Harris to the Florida Supreme Court: "The Legislature had good reason to set strict time limits for the
certification of election. . . . Importantly, the time for filing an election contest commences upon
certification. . . . To delay certification affects the ability to have an election contest heard and possibly
appealed and to implement whatever remedy the court might fashion. Each day that certifications are
not made and the right to contest is not triggered, the likelihood of a court's ability to effectively deal
with a legitimate election failure is adversely affected."

It gets even better. The brief asserts that Gore is "confused" in saying that all the "facts and
circumstances" should be known before certification. "This is illogical because such facts and
circumstances are usually discovered and raised in a contest action that cannot begin until after the
election is certified."

Bush to the Florida Supreme Court: "Florida law provides for contests to be filed after the fact. . . . The
contest mechanism provides an adequate and therefore exclusive avenue for relief if Petitioners are
correct that the Secretary of State was legally bound to accept late-filed returns."

The Florida Supreme Court ruling: "Accordingly, in order to allow maximum time for contests . . . ,
amended certifications must be filed with the Election Canvassing Commission by 5 p.m. on Sunday,
November 26, 2000 and the Secretary of State . . . shall accept any such amended certifications" up to
the same magic moment.

The Harris brief to the U.S. Supreme Court: "The Legislature imposed a deadline for certification
because of the short time frame within which to begin and conclude an election contest."

The Bush brief to the U.S. Supreme Court: "That statute [the Florida election law] clearly anticipates
that results will be certified in a timely fashion, in order for the results to be contested in court."

The U.S. Supreme Court: Yet to be heard from.

So before the certification, they argued that Gore had no right to bring up his complaints--or even to
establish the "facts and circumstances" of what went on--because all that should wait until after
certification. Leaving enough time for him to do this was the very reason certification was so pressing.
And the Supreme Court agreed, which is why it laid down the Sunday 5 p.m. deadline that Katherine
Harris enforced with such cynical exactitude.

Although certification was delayed, many votes were never counted--or were counted and discarded--to
meet the deadline: a deadline allegedly imposed for Gore's benefit. And several reasonable issues have
never had their day in court. Yet now Gore is being told he should be ashamed of asserting the right of
which Bush and Harris were so solicitous, lo, these many days ago.

When a reporter touched on all this in the brief Q&A after James Baker's statement Sunday evening,
Baker denied that he meant to suggest that Gore's decision to contest the certification was so much as
"inappropriate." Baker said, "I didn't say it was inappropriate, and I didn't say it was not provided for in
the statutes of Florida.
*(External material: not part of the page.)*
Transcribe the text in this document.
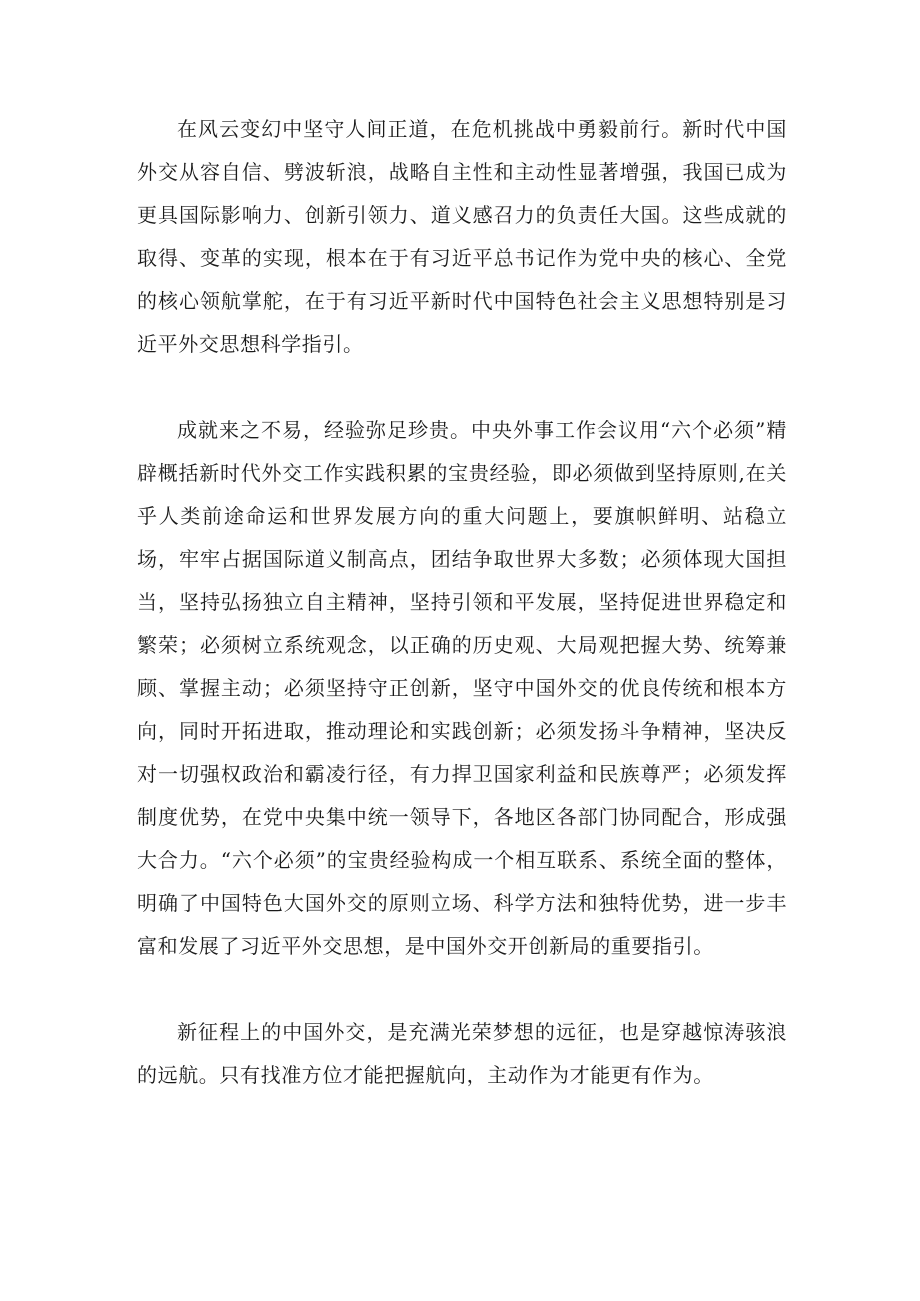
在风云变幻中坚守人间正道，在危机挑战中勇毅前行。新时代中国外交从容自信、劈波斩浪，战略自主性和主动性显著增强，我国已成为更具国际影响力、创新引领力、道义感召力的负责任大国。这些成就的取得、变革的实现，根本在于有习近平总书记作为党中央的核心、全党的核心领航掌舵，在于有习近平新时代中国特色社会主义思想特别是习近平外交思想科学指引。

成就来之不易，经验弥足珍贵。中央外事工作会议用“六个必须”精辟概括新时代外交工作实践积累的宝贵经验，即必须做到坚持原则,在关乎人类前途命运和世界发展方向的重大问题上，要旗帜鲜明、站稳立场，牢牢占据国际道义制高点，团结争取世界大多数；必须体现大国担当，坚持弘扬独立自主精神，坚持引领和平发展，坚持促进世界稳定和繁荣；必须树立系统观念，以正确的历史观、大局观把握大势、统筹兼顾、掌握主动；必须坚持守正创新，坚守中国外交的优良传统和根本方向，同时开拓进取，推动理论和实践创新；必须发扬斗争精神，坚决反对一切强权政治和霸凌行径，有力捍卫国家利益和民族尊严；必须发挥制度优势，在党中央集中统一领导下，各地区各部门协同配合，形成强大合力。“六个必须”的宝贵经验构成一个相互联系、系统全面的整体，明确了中国特色大国外交的原则立场、科学方法和独特优势，进一步丰富和发展了习近平外交思想，是中国外交开创新局的重要指引。

新征程上的中国外交，是充满光荣梦想的远征，也是穿越惊涛骇浪的远航。只有找准方位才能把握航向，主动作为才能更有作为。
I did say that it was an extraordinarily unusual approach. . . ."

Q: "Could I follow up?"

Baker: "And what I did say was that we've had count after count after recount. . . ." Blah blah blah.

Of course he and the Bush sound-bite brigade are implying or outright saying that Gore's decision not to
give up is a lot worse than "inappropriate." How does he--how do they--do it with a straight face? The
answer must be: the same way you get to Carnegie Hall.